One Year Adventure Novel. If you're reading Olivia's blog, you've probably heard of it before. It is hands down the greatest resource I know of. I cannot give it enough praise.
Do you often find yourself dealing with the dreaded writer's block? How do you deal with it?
Absolutely! When I get stuck, I either drop the story temporarily and shift to another one (which usually leads me in a circle after a few days) or I talk to someone. A sibling, a parent, a friend … or myself.

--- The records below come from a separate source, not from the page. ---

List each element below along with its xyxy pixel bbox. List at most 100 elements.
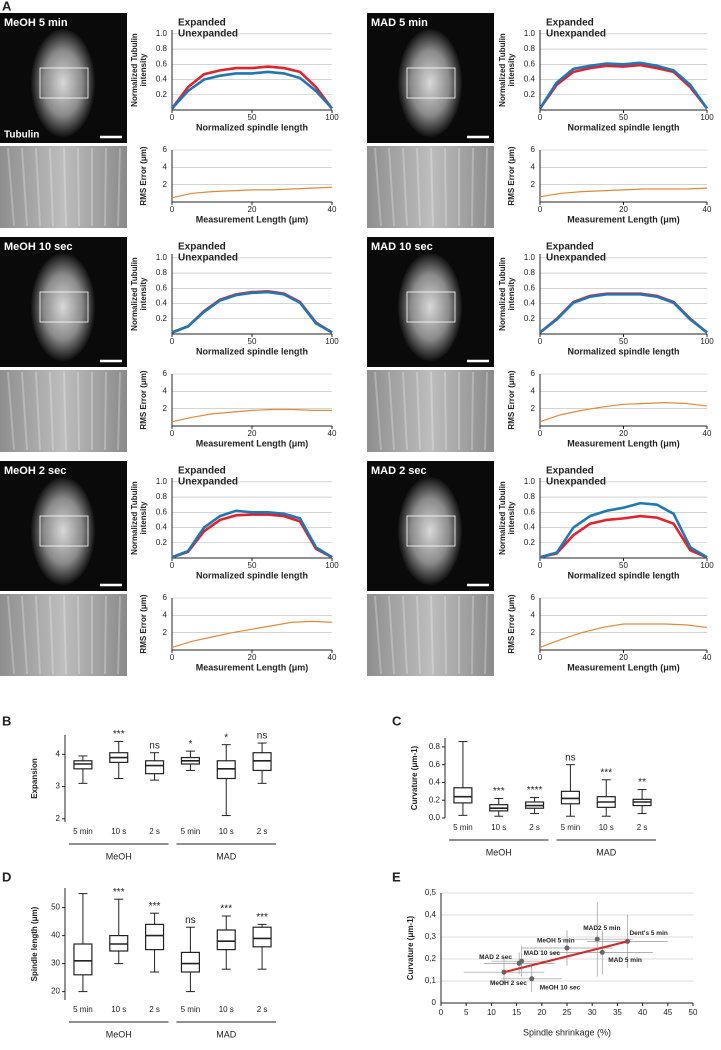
fiber xyxy=(21,595,28,675)
y-tick-label: 0.4 xyxy=(429,778,441,787)
point xyxy=(564,945,570,951)
fiber xyxy=(49,147,54,227)
x-tick-label: 40 xyxy=(703,429,712,438)
series-line xyxy=(539,293,708,334)
x-tick-label: 2 s xyxy=(149,1005,160,1014)
x-tick-label: 20 xyxy=(619,653,628,662)
point-label: MeOH 2 sec xyxy=(490,980,527,987)
significance: *** xyxy=(256,912,268,923)
fiber xyxy=(104,595,107,675)
y-tick-label: 4 xyxy=(163,162,168,171)
x-axis-label: Measurement Length (μm) xyxy=(196,662,309,672)
y-tick-label: 0,1 xyxy=(425,976,437,985)
point-label: MAD 10 sec xyxy=(524,950,561,957)
x-axis-label: Normalized spindle length xyxy=(567,122,679,132)
roi-box xyxy=(39,291,89,323)
fiber xyxy=(374,147,382,227)
y-tick-label: 0.2 xyxy=(156,314,168,323)
x-tick-label: 10 s xyxy=(111,1005,126,1014)
x-tick-label: 100 xyxy=(700,337,714,346)
x-tick-label: 2 s xyxy=(149,827,160,836)
y-tick-label: 4 xyxy=(163,386,168,395)
fiber xyxy=(77,595,80,675)
series-line xyxy=(171,408,332,423)
image-stain: Tubulin xyxy=(4,130,39,141)
fiber xyxy=(63,371,67,451)
fiber xyxy=(63,147,67,227)
y-tick-label: 0.6 xyxy=(524,283,536,292)
fiber xyxy=(416,147,421,227)
significance: * xyxy=(224,732,228,743)
y-tick-label: 0.4 xyxy=(156,523,168,532)
significance: ns xyxy=(149,740,160,751)
x-tick-label: 25 xyxy=(563,1008,572,1017)
legend-entry: Unexpanded xyxy=(546,29,606,40)
y-tick-label: 0.6 xyxy=(524,507,536,516)
y-axis-label: RMS Error (μm) xyxy=(507,594,516,653)
x-tick-label: 10 s xyxy=(219,1005,234,1014)
panel-label: A xyxy=(2,0,12,13)
box xyxy=(216,760,236,780)
y-tick-label: 4 xyxy=(531,386,536,395)
group-label: MAD xyxy=(216,851,237,861)
y-tick-label: 0.2 xyxy=(429,795,441,804)
y-axis-label: Normalized Tubulin xyxy=(130,33,139,107)
x-tick-label: 5 xyxy=(464,1008,469,1017)
y-tick-label: 2 xyxy=(531,628,536,637)
fit-line xyxy=(503,940,628,974)
x-tick-label: 20 xyxy=(619,429,628,438)
box xyxy=(252,926,272,948)
series-line xyxy=(538,61,709,110)
roi-box xyxy=(406,291,456,323)
y-tick-label: 1.0 xyxy=(156,29,168,38)
y-tick-label: 0.4 xyxy=(524,75,536,84)
x-tick-label: 35 xyxy=(613,1008,622,1017)
legend-entry: Expanded xyxy=(546,242,594,253)
x-tick-label: 10 s xyxy=(219,827,234,836)
fiber xyxy=(402,595,408,675)
group-label: MeOH xyxy=(486,847,512,857)
y-axis-label: intensity xyxy=(507,53,516,86)
y-tick-label: 0.0 xyxy=(429,813,441,822)
series-line xyxy=(539,401,708,423)
fiber xyxy=(35,147,41,227)
y-tick-label: 2 xyxy=(163,180,168,189)
box xyxy=(145,760,165,775)
series-line xyxy=(539,292,708,334)
fiber xyxy=(104,371,107,451)
y-tick-label: 0.6 xyxy=(156,507,168,516)
y-axis-label: intensity xyxy=(507,501,516,534)
fiber xyxy=(484,147,488,227)
roi-box xyxy=(39,67,89,99)
x-tick-label: 40 xyxy=(638,1008,647,1017)
x-tick-label: 0 xyxy=(170,337,175,346)
panel-label: C xyxy=(392,713,402,728)
y-axis-label: intensity xyxy=(507,277,516,310)
y-tick-label: 0.8 xyxy=(524,44,536,53)
y-tick-label: 2 xyxy=(56,814,61,823)
fiber xyxy=(388,595,395,675)
y-tick-label: 0.2 xyxy=(156,90,168,99)
box xyxy=(145,923,165,951)
zoom-image xyxy=(367,370,494,452)
x-tick-label: 2 s xyxy=(257,1005,268,1014)
legend-entry: Expanded xyxy=(178,242,226,253)
x-tick-label: 100 xyxy=(700,113,714,122)
x-tick-label: 20 xyxy=(537,1008,546,1017)
y-tick-label: 6 xyxy=(163,593,168,602)
significance: *** xyxy=(493,786,505,797)
y-axis-label: intensity xyxy=(139,501,148,534)
point xyxy=(516,960,522,966)
x-tick-label: 45 xyxy=(663,1008,672,1017)
point-label: MAD 2 sec xyxy=(479,954,512,961)
x-axis-label: Measurement Length (μm) xyxy=(196,438,309,448)
x-tick-label: 2 s xyxy=(257,827,268,836)
x-tick-label: 100 xyxy=(325,337,339,346)
y-axis-label: intensity xyxy=(139,53,148,86)
x-tick-label: 0 xyxy=(538,429,543,438)
x-tick-label: 0 xyxy=(170,653,175,662)
fiber xyxy=(49,595,54,675)
panel-label: E xyxy=(392,869,401,884)
fiber xyxy=(416,595,421,675)
x-tick-label: 100 xyxy=(700,561,714,570)
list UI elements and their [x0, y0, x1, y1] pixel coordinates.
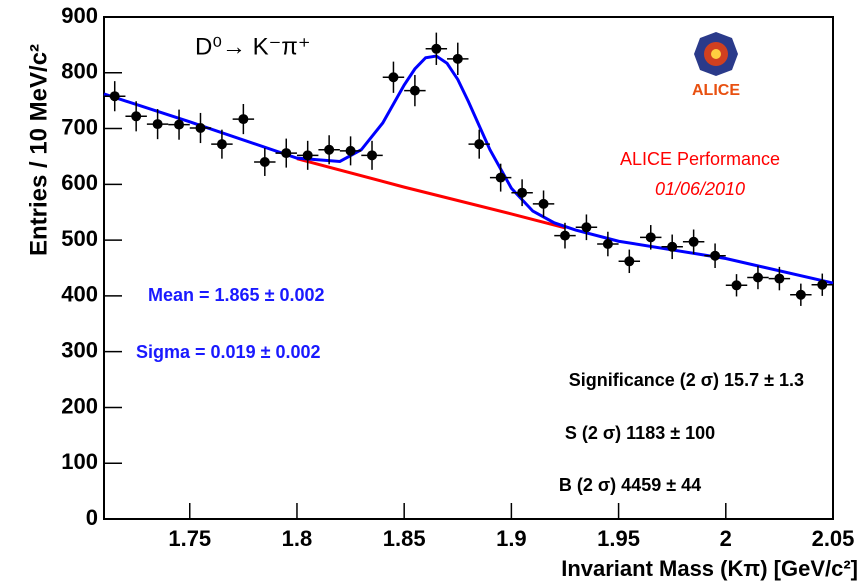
data-point	[367, 150, 378, 161]
x-tick-label: 1.9	[496, 526, 527, 551]
data-point	[517, 187, 528, 198]
data-point	[152, 119, 163, 130]
data-point	[624, 256, 635, 267]
data-point	[238, 114, 249, 125]
data-point	[667, 241, 678, 252]
data-point	[174, 119, 185, 130]
date-label: 01/06/2010	[655, 179, 745, 199]
data-point	[324, 144, 335, 155]
data-point	[302, 150, 313, 161]
data-point	[131, 111, 142, 122]
data-point	[259, 157, 270, 168]
y-tick-label: 100	[61, 449, 98, 474]
data-point	[431, 43, 442, 54]
data-point	[752, 272, 763, 283]
y-tick-label: 500	[61, 226, 98, 251]
alice-logo: ALICE	[692, 32, 740, 99]
x-tick-label: 1.8	[282, 526, 313, 551]
data-point	[452, 53, 463, 64]
performance-label: ALICE Performance	[620, 149, 780, 169]
data-point	[409, 85, 420, 96]
x-tick-label: 2	[720, 526, 732, 551]
data-point	[345, 145, 356, 156]
plot-frame	[103, 16, 834, 520]
data-point	[281, 148, 292, 159]
fit-curve	[103, 54, 834, 285]
mean-label: Mean = 1.865 ± 0.002	[148, 285, 325, 305]
sigma-label: Sigma = 0.019 ± 0.002	[136, 342, 321, 362]
background-label: B (2 σ) 4459 ± 44	[559, 475, 701, 495]
data-point	[474, 139, 485, 150]
x-axis-title: Invariant Mass (Kπ) [GeV/c²]	[561, 556, 858, 581]
data-point	[109, 91, 120, 102]
y-tick-label: 800	[61, 59, 98, 84]
y-tick-label: 0	[86, 505, 98, 530]
y-tick-label: 600	[61, 170, 98, 195]
fit-curve	[296, 157, 566, 230]
y-tick-label: 700	[61, 114, 98, 139]
y-tick-label: 200	[61, 393, 98, 418]
data-point	[538, 198, 549, 209]
x-tick-label: 1.95	[597, 526, 640, 551]
data-point	[495, 172, 506, 183]
data-point	[817, 279, 828, 290]
x-tick-label: 1.75	[168, 526, 211, 551]
data-point	[559, 230, 570, 241]
data-point	[645, 232, 656, 243]
data-point	[602, 239, 613, 250]
y-tick-label: 300	[61, 337, 98, 362]
data-point	[710, 250, 721, 261]
data-point	[581, 222, 592, 233]
data-point	[388, 72, 399, 83]
data-point	[216, 139, 227, 150]
signal-label: S (2 σ) 1183 ± 100	[565, 423, 715, 443]
y-axis-title: Entries / 10 MeV/c²	[25, 44, 52, 256]
x-tick-label: 2.05	[812, 526, 855, 551]
x-tick-label: 1.85	[383, 526, 426, 551]
decay-label: D⁰→ K⁻π⁺	[195, 33, 311, 60]
data-point	[688, 236, 699, 247]
y-tick-label: 900	[61, 3, 98, 28]
data-point	[731, 280, 742, 291]
logo-text: ALICE	[692, 82, 740, 99]
y-tick-label: 400	[61, 282, 98, 307]
data-point	[195, 122, 206, 133]
data-point	[774, 273, 785, 284]
significance-label: Significance (2 σ) 15.7 ± 1.3	[569, 370, 804, 390]
logo-center	[711, 49, 721, 59]
data-point	[795, 289, 806, 300]
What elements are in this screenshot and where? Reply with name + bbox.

I just talk about the situation, and the characters and what the problem is. Most of the time, I find the solution in the characters themselves.
Do you have a “writing buddy”? If so, when do you meet and how do you encourage each other?
Usually my best friend. Whenever we talk, we discuss story ideas and characters and novel updates. Bouncing ideas and bugging each other to 'please oh please let me read the next five pages!', that sort of thing.
I've got another one for this summer, though, once she's done with school. We decided that our job will be to make sure the other one meets her writing goals by threat of 'drabbles'. If one of us fails to meet our writing goals, the other will come up with a punishment sentence that the other must use in a drabble. But we're really good friends so I don't think we'll be too hard on each other.
If you had to give a beginning writer one piece of advice, what would it be?
Don't stress yourself out to get everything perfect, just tell your story.